Yehya Kaddouri plande aanslag, maar voelt zich soms slachtoffer

Boeken
woensdag, 21 september 2011 om 00:00
welingelichtekringen header 1
In de periode van de aanslagen van 9/11, de opkomst van Pim Fortuyn, de moord op Theo van Gogh en de aanslag op sheik Yassin radicaliseerde Yehya Kaddouri volledig. Zozeer dat hij in 2004 een aanslag op de Israelische ambassade beraamde. Zover kwam het niet: Kaddouri (toen 17) werd gearresteerd. Na bijna 5 jaar detentie is hij nu vrij en schreef hij het boek 'Lach met de Duivel', waarin hij vertelt over zijn radicalisering en zijn deradicalisering in de bajes.

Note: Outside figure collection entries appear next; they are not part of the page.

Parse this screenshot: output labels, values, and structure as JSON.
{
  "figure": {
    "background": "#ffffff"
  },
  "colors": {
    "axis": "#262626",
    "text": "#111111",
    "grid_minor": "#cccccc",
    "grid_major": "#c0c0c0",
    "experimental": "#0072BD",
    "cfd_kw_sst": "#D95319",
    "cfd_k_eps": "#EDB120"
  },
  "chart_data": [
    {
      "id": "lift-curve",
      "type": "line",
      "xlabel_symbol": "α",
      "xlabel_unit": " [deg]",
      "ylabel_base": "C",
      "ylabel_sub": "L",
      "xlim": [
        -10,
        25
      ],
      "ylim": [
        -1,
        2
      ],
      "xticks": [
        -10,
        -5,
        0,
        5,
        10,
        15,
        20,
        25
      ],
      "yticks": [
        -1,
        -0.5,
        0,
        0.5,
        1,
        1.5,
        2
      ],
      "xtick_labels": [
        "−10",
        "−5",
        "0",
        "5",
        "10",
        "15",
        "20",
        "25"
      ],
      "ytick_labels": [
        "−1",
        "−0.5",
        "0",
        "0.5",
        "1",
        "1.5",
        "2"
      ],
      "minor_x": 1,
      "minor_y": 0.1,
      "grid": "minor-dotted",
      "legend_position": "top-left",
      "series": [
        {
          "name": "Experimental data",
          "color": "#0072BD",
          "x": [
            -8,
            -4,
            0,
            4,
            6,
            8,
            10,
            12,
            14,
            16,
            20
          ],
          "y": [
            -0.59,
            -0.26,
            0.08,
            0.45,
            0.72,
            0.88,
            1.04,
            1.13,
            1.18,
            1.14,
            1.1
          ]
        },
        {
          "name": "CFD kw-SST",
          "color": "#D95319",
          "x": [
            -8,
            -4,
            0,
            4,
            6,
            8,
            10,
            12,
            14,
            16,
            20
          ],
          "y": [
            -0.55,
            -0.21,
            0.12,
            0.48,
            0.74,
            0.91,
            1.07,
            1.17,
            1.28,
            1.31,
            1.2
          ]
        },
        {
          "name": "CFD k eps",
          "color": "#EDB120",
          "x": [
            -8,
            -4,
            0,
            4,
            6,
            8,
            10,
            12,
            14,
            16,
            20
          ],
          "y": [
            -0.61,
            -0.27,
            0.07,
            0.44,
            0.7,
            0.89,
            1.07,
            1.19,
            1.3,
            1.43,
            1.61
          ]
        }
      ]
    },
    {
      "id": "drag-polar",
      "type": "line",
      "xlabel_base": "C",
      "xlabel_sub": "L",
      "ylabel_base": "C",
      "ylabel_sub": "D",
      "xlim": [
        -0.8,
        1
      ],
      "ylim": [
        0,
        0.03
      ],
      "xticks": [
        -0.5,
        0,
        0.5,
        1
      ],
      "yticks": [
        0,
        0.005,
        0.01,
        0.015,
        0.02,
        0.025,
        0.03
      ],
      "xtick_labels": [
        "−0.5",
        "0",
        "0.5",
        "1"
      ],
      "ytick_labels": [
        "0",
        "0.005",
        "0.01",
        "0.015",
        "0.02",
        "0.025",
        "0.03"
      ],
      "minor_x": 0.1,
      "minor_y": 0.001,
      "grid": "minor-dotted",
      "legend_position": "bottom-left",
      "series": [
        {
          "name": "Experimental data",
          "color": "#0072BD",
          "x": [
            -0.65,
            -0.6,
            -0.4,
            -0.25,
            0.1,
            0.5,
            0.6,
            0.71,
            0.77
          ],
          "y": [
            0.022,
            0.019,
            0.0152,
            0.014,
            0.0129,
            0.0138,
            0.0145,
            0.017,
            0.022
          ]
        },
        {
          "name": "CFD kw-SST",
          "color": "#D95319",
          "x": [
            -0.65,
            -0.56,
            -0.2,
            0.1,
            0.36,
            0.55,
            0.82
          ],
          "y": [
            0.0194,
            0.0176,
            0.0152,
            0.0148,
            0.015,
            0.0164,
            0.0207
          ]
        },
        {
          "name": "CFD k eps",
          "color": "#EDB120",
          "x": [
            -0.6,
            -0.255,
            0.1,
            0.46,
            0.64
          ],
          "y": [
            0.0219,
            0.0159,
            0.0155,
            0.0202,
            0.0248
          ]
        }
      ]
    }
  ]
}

De discussie die de 9/11 aanslagen opriepen over de islam waren belangrijk voor zijn radicalisering, zegt hij. ‘Ik begon mij vragen te stellen: waar sta ik? Moet ik partij kiezen? Je wordt ter verantwoording geroepen. Voor een jongere begint de zoektocht al snel op internet’. Yehya keek gewelddadige filmpjes en las radicale islamitische teksten.
Yehya belandde bij de dokter met paniekaanvallen. ‘Ik fokte me te veel op. Ik was zo bezig met die politiek, ik dacht dat ik de hele wereld in m’n eentje kon veranderen. Dan neem je te veel hooi op je vork. Ik moest informatie tot mij nemen. Ik moest weten wat er in Palestina gebeurde, in Irak, in Kashmir, in Tsjetsjenië. Dat geeft veel stress'.
‘Maar het is niet puur door de ideologie dat ik zo radicaal werd. Het komt ook door de jongen die ik was. Ik stond behoorlijk zwart-wit in het leven. In religieus opzicht had ik dat ook wel meegekregen: moslims gaan naar de hemel en de rest niet. Dat is met gelovigen. Veel mensen hebben daar last van, dat ze de wereld in tweeën delen: goed en slecht’.
Yehya schrijft over het verschil tussen de ‘innerlijke moraal’ in de Nederlandse cultuur en de ‘uiterlijke moraal’ in de Marokkaanse. Wat ik heb geleerd: als iemand ziet dat je iets fout doet, betrapt worden – bijvoorbeeld door je ouders – dat is wat erg is. Daar zit één van de grote cultuurverschillen. Ik vind de Nederlandse cultuur daarin verder ontwikkeld'.
‘Het duurde lang voordat ik deradicaliseerde. Doordat ik de normale dingen in het leven ging doen: voetballen, darten, een simpel filmpje kijken. In de buitenwereld zoek je de jongens op met dezelfde ideologie en houd je afstand tot de rest. Maar binnen gaat dat haast niet ... Je gaat toch meedraaien met de groepsactiviteiten. Dan ga je normaal denken ... Mij verbaast het niet dat Mohammed B. nog achter zijn ideeën staat, want die zit afgezonderd’.
‘Ik voelde me denk ik wel soms slachtoffer. Het is lastig, als dat zwart-witdenken al zo in je zit. En ik heb snel het gevoel: ik zou eigenlijk alles moeten mogen in deze wereld. Dat is best wel egoïstisch.’